Tuesday, 7 January 2020

Do it the French way

Last week, I made the point that the lack of legislative action on the anti-drink agenda during the 2010s shouldn’t give any grounds for complacency during the coming decade. And, as sure as night follows day, it didn’t take long for the first salvo to be fired by the neo-Prohibitionists in the New Year.

Writing in Saturday’s Daily Mail, our old friend Professor David Nutt described alcohol as a national epidemic and urged concerted action across a number of fronts to address this menace. Not surprisingly, the article was full of exaggerations, misleading statements and downright lies. It was comprehensively filleted by Christopher Snowdon with his usual aplomb, saying that Nutt was “wrong in every possible way”. Please read it – there’s really very little I can add.

It is interesting that Nutt singles out France as an example for us to follow, although I’m not sure it’s really such a good role model as he seems to think. It is certainly true that France has halved its per capita alcohol consumption from a very high figure in the early 1960s, but according to various international comparisons it’s still at a similar level to the UK. And how much of that is due to general social trends as opposed to specific government policies?

He praises France’s severe restrictions on alcohol advertising, but it’s generally recognised that advertising primarily serves to influence brand choice rather than the level of consumption as such. The main impact of advertising curbs is to make it more difficult to launch new products. He also says that the government encouraged wine producers to make higher quality wines rather than vin ordinaire, but isn’t that in line with the general trend across the developed world to drink “less but better”? And you certainly can get drunk on Chateau Latour if you can afford it.

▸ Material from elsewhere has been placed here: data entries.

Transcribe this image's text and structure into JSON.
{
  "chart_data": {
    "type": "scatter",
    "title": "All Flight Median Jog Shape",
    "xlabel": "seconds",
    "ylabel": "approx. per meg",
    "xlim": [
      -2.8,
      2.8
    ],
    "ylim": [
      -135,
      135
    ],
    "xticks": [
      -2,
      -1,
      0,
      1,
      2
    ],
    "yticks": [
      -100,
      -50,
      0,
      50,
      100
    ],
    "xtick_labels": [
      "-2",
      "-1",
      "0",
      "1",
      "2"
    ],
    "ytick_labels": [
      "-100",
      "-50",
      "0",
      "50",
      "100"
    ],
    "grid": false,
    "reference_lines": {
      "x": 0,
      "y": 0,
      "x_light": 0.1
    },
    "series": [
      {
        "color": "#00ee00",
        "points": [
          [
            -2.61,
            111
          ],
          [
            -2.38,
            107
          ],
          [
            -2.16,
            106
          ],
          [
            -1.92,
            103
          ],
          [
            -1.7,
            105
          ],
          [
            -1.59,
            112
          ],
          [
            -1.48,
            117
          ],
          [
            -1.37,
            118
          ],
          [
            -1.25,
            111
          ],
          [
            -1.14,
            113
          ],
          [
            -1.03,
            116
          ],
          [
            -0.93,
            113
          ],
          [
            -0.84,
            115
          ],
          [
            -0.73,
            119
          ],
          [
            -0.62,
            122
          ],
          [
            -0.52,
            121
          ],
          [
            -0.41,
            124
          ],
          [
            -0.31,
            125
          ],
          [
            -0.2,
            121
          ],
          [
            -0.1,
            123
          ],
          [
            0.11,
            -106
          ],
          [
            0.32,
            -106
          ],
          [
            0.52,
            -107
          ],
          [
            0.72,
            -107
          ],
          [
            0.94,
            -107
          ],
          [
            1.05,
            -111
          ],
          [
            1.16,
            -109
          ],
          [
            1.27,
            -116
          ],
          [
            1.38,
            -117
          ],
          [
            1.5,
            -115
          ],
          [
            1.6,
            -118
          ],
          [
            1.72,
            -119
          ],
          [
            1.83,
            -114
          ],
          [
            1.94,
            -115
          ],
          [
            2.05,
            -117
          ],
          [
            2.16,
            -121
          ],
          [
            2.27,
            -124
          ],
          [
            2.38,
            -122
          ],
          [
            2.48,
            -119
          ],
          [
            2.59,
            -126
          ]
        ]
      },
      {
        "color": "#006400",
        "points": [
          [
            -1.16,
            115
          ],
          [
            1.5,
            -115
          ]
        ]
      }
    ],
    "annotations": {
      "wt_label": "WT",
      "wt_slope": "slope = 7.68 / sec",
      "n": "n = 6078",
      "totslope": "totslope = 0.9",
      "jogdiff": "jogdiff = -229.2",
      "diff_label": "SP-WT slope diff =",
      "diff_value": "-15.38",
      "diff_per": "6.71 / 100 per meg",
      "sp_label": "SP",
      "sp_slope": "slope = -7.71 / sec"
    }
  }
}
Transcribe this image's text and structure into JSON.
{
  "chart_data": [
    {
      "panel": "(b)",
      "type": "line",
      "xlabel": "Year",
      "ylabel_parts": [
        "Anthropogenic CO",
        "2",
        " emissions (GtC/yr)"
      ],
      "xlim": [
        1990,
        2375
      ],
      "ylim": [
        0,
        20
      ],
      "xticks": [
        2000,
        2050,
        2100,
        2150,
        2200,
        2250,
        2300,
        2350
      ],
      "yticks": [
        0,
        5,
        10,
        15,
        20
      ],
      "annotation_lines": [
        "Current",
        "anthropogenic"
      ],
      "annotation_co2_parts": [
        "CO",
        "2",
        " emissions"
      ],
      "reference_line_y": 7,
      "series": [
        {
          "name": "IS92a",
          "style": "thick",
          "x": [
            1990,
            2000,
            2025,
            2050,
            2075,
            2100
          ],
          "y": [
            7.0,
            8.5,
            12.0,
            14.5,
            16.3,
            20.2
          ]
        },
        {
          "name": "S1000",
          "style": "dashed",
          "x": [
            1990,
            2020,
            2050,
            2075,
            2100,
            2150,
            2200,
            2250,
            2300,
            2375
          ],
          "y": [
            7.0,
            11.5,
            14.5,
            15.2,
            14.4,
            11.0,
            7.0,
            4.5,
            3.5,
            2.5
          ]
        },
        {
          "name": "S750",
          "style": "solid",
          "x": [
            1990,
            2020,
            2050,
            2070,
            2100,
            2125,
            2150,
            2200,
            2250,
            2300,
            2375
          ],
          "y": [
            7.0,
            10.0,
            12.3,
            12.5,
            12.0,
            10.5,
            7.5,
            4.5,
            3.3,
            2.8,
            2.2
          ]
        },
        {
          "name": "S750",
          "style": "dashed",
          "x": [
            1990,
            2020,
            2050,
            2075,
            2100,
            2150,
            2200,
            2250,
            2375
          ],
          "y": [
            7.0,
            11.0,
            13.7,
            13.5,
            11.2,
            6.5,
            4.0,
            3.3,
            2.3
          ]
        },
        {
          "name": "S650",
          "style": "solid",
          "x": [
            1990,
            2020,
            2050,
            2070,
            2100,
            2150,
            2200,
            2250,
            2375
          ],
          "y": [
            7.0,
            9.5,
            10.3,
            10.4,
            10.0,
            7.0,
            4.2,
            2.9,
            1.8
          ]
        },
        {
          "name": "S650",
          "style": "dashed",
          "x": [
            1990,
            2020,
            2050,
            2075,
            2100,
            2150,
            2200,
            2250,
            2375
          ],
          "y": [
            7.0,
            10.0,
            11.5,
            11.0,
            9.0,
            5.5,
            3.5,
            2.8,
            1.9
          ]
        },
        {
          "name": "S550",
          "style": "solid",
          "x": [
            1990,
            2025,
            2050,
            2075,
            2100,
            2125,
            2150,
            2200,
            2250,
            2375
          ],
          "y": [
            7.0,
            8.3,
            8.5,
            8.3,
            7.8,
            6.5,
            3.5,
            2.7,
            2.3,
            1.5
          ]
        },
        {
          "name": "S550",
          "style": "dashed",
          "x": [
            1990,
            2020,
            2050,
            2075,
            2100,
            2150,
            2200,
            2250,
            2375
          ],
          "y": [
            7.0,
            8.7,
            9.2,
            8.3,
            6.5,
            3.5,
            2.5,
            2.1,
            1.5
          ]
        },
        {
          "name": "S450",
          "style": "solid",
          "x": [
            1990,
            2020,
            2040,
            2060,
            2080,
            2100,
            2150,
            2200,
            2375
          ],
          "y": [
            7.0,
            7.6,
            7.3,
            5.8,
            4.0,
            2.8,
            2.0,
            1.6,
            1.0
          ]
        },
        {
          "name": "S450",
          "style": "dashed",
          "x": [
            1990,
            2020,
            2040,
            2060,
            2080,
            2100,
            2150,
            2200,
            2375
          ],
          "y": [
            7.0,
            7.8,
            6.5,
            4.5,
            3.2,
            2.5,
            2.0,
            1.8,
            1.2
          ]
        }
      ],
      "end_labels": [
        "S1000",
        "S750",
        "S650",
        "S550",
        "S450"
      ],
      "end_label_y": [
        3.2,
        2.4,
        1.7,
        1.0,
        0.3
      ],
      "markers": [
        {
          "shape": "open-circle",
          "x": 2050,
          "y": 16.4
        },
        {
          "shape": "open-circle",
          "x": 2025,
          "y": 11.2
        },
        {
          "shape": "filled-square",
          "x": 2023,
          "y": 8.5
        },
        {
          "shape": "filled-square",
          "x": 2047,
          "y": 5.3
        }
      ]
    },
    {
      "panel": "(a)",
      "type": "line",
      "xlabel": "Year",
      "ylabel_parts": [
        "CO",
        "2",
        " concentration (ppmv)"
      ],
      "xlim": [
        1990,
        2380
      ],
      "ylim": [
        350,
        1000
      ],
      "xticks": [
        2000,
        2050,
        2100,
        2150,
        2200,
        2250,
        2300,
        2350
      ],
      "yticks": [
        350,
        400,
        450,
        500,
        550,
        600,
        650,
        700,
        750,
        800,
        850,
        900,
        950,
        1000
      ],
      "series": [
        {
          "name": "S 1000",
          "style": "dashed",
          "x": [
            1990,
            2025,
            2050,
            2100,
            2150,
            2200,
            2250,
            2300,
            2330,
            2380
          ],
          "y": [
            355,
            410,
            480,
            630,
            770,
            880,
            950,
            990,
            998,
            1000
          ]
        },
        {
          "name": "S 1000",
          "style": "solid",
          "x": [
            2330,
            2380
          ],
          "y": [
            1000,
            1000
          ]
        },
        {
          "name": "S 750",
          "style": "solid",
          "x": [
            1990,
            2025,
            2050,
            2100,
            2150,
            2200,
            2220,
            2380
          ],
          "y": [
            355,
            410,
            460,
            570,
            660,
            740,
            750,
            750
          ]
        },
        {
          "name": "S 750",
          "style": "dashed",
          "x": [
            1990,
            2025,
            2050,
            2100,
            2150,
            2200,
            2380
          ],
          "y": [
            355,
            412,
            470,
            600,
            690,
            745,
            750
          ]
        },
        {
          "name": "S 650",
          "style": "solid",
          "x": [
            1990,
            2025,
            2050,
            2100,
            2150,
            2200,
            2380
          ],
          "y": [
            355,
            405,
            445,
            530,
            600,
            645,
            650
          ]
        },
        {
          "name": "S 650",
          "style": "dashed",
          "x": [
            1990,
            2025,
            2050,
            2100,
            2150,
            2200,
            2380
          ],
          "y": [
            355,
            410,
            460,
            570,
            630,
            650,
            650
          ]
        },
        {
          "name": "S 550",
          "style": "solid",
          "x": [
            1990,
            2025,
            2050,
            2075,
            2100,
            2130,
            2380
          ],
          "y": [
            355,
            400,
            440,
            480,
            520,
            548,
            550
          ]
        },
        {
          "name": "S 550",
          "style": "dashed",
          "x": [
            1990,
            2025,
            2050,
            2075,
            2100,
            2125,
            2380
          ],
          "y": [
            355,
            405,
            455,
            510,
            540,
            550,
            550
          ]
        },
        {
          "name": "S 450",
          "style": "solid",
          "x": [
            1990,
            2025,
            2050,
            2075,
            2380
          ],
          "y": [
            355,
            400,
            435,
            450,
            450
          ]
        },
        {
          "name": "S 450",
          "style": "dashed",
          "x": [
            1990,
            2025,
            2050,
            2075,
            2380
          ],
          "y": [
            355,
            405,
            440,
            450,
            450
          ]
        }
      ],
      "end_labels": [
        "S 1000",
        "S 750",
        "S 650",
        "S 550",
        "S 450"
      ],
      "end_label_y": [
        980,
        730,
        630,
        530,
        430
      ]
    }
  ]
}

He highlights France’s decision to cut its drink-driving limit, but by doing so he effectively identifies this as primarily an anti-alcohol measure, which of course it is. Despite this, France still has a level of road fatalities, in terms of both population and vehicle mileage, about 70% higher than the UK. He conveniently ignores the fact that the limit was reduced in Scotland five years ago, and so far has failed to produce any noticeable reduction in accidents either in absolute terms or relative to England and Wales.

He also urges the other parts of the UK to follow Scotland’s example and introduce minimum unit pricing. But there is no minimum pricing in France, and you will still make big savings across the range of alcoholic drinks in the Calais hypermarket, although maybe not as much as you once could, due to the relative weakness of the pound in recent years.

Of course alcohol does cause problems for some who misuse it, but most people manage to handle it in a responsible manner and it brings pleasure to millions. Any attempt to deal with alcohol-related issues should surely adopt a targeted approach rather than being a form of indiscriminate collective punishment.

It may be easy to dismiss this as typical hyberbolic Daily Mail scaremongering. However, it should not be forgotten that the Mail was one of the main cheerleaders for the current government, and is often thought to represent the voice of “middle England”. They are far more likely to listen to the Mail than the Guardian. So nobody should delude themselves that the election of a new government that claims to listen to ordinary people means that the Nanny State agenda is now off the menu.